Sunday, November 04, 2007

Google: the world's favourite command line

Google is, essentially, a honking great unix system whose command line interface is addressed through URLs. This came to mind preparing the embedded map for the G3 Systems post; Google Maps autogenned a slightly different location than the view I wanted every time, although I could link directly to the right view.

So, of course, I started fiddling with it; the embedded map function seems to work as follows. Here's some code:
iframe width="425" height="350" frameborder="0" scrolling="no" marginheight="0" marginwidth="0" src=",+Brookfield+Rd,+Arnold,+Nottingham,+NG5+7ER&
small>ah ref=",
z=17&iwloc=addr&source=embed" style="color:#0000FF;text-align:left">View Larger Map/a>/small>
Some tags have been disabled.

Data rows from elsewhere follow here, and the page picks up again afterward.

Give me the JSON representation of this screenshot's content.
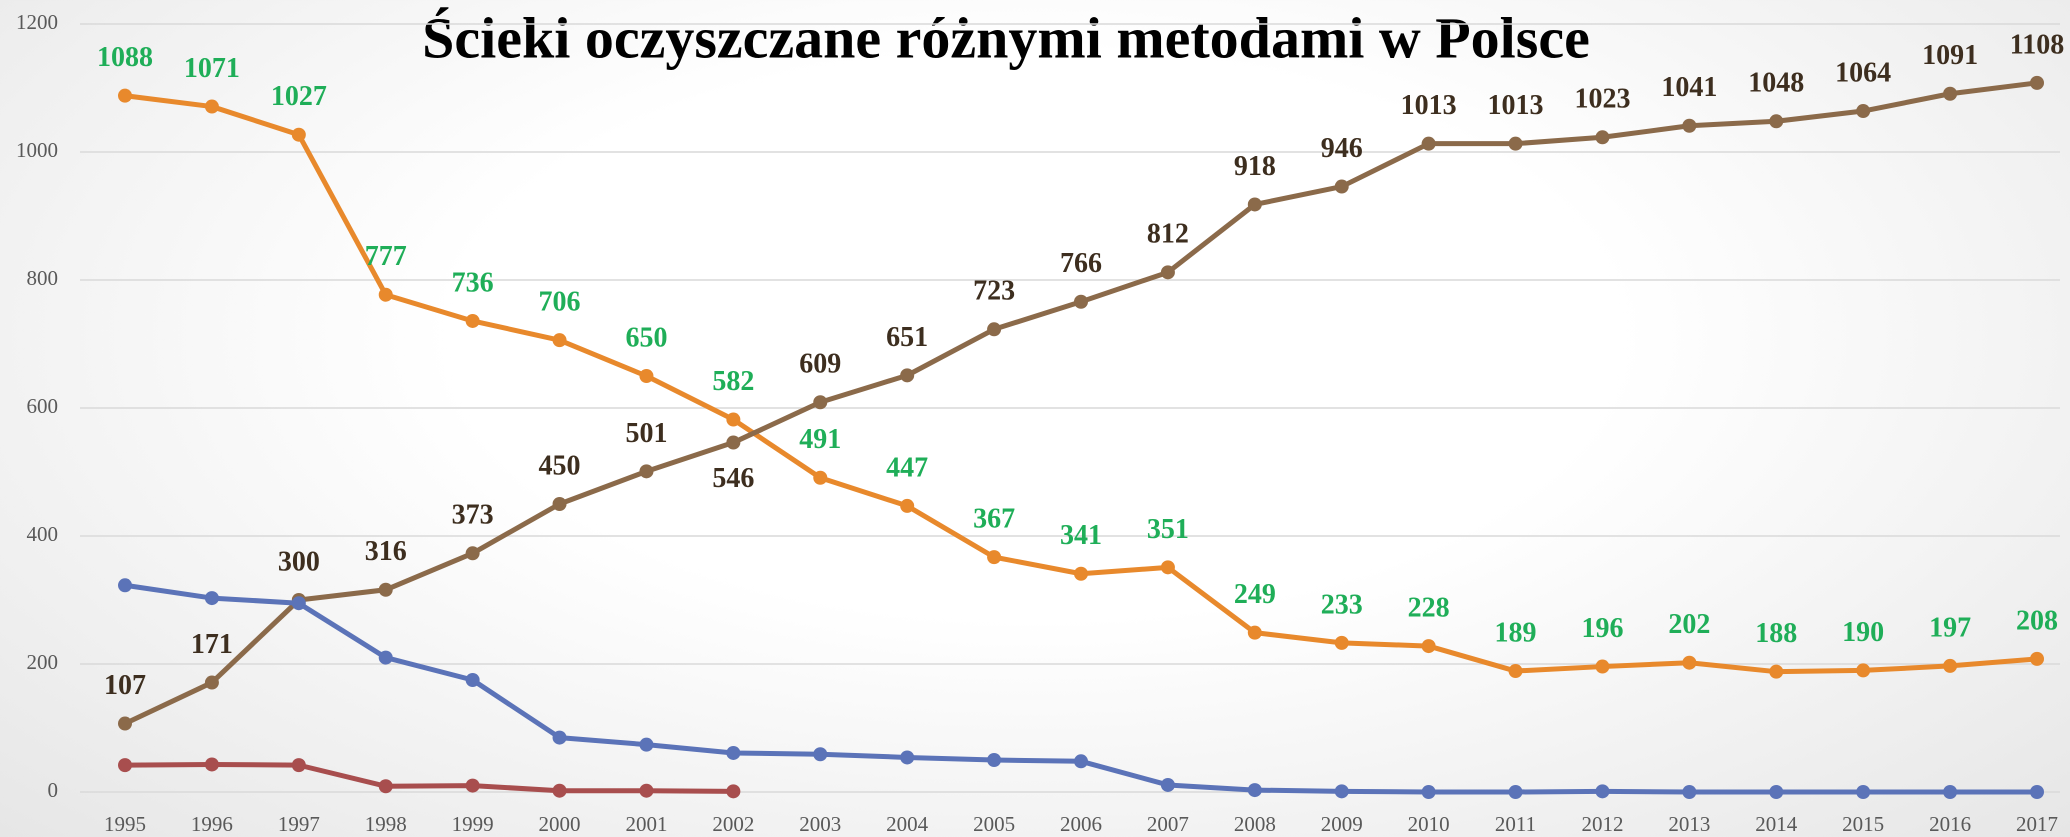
{
  "chart_data": {
    "type": "line",
    "title": "Ścieki oczyszczane różnymi metodami w Polsce",
    "categories": [
      "1995",
      "1996",
      "1997",
      "1998",
      "1999",
      "2000",
      "2001",
      "2002",
      "2003",
      "2004",
      "2005",
      "2006",
      "2007",
      "2008",
      "2009",
      "2010",
      "2011",
      "2012",
      "2013",
      "2014",
      "2015",
      "2016",
      "2017"
    ],
    "series": [
      {
        "color": "#e8892c",
        "label_color": "#1fae58",
        "data_labels": true,
        "values": [
          1088,
          1071,
          1027,
          777,
          736,
          706,
          650,
          582,
          491,
          447,
          367,
          341,
          351,
          249,
          233,
          228,
          189,
          196,
          202,
          188,
          190,
          197,
          208
        ]
      },
      {
        "color": "#8b6a4a",
        "label_color": "#3d2e1f",
        "data_labels": true,
        "values": [
          107,
          171,
          300,
          316,
          373,
          450,
          501,
          546,
          609,
          651,
          723,
          766,
          812,
          918,
          946,
          1013,
          1013,
          1023,
          1041,
          1048,
          1064,
          1091,
          1108
        ]
      },
      {
        "color": "#5b73b8",
        "data_labels": false,
        "values": [
          323,
          303,
          295,
          210,
          175,
          85,
          74,
          61,
          59,
          54,
          50,
          48,
          11,
          3,
          1,
          0,
          0,
          1,
          0,
          0,
          0,
          0,
          0
        ]
      },
      {
        "color": "#a84e4e",
        "data_labels": false,
        "values": [
          42,
          43,
          42,
          9,
          10,
          2,
          2,
          1,
          null,
          null,
          null,
          null,
          null,
          null,
          null,
          null,
          null,
          null,
          null,
          null,
          null,
          null,
          null
        ]
      }
    ],
    "ylim": [
      0,
      1200
    ],
    "yticks": [
      0,
      200,
      400,
      600,
      800,
      1000,
      1200
    ],
    "grid": true
  }
}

OK, so we kick off by declaring an iFRAME whose dimensions match what appears to be an emerging standard; anything you embed in a website is usually 425 by 350 pixels for some reason. Its content is to be drawn from the URL that follows, and a link to a near-identical page is provided beneath.

To kick off, after the ? sign that signals the end of the real URL and the beginning of the command-line argument, we've got the command q, which permits you to pass search terms, each string separated by commas and multi-word strings concatenated with + signs (just like in Python). In this case the search is an address. An & marks the end of the statement. Then there's ie which specifies encoding for the target page, in this case UTF8. Again, the statement is ended with the delimiter &, and the next one begins with a semicolon.

Next we have t, which I reckon specifies the type of map to display as its value here is k, as in KeyHole. Then there's om, set to 1; I don't know what it does. ll is crucial, as it passes the latitude and longitude of the map centre, separated by a comma, like this: 53.001614,-1.119962. spn appears to contain geographic data as well, but I'm not sure what. z controls the zoom level, a number with a maximum of 30. iwloc is one I don't know; output tells the machine to treat this one as an embed, and finally comes s, which looks to be a hashed unique identifier, and causes the whole thing to stop working if you omit or change it.

So, I increased z from 14 to 17, read off the lat, long and spn values from the view I wanted, and altered the code accordingly. And now it works.

1 comment:

Duane said...

More like the URL is the command and the parameters are the arguments to it. But nitpicking aside, it is an interesting thought. Google as the world's most widely used command-line program, albeit mostly accessed via a thin GUI wrapper.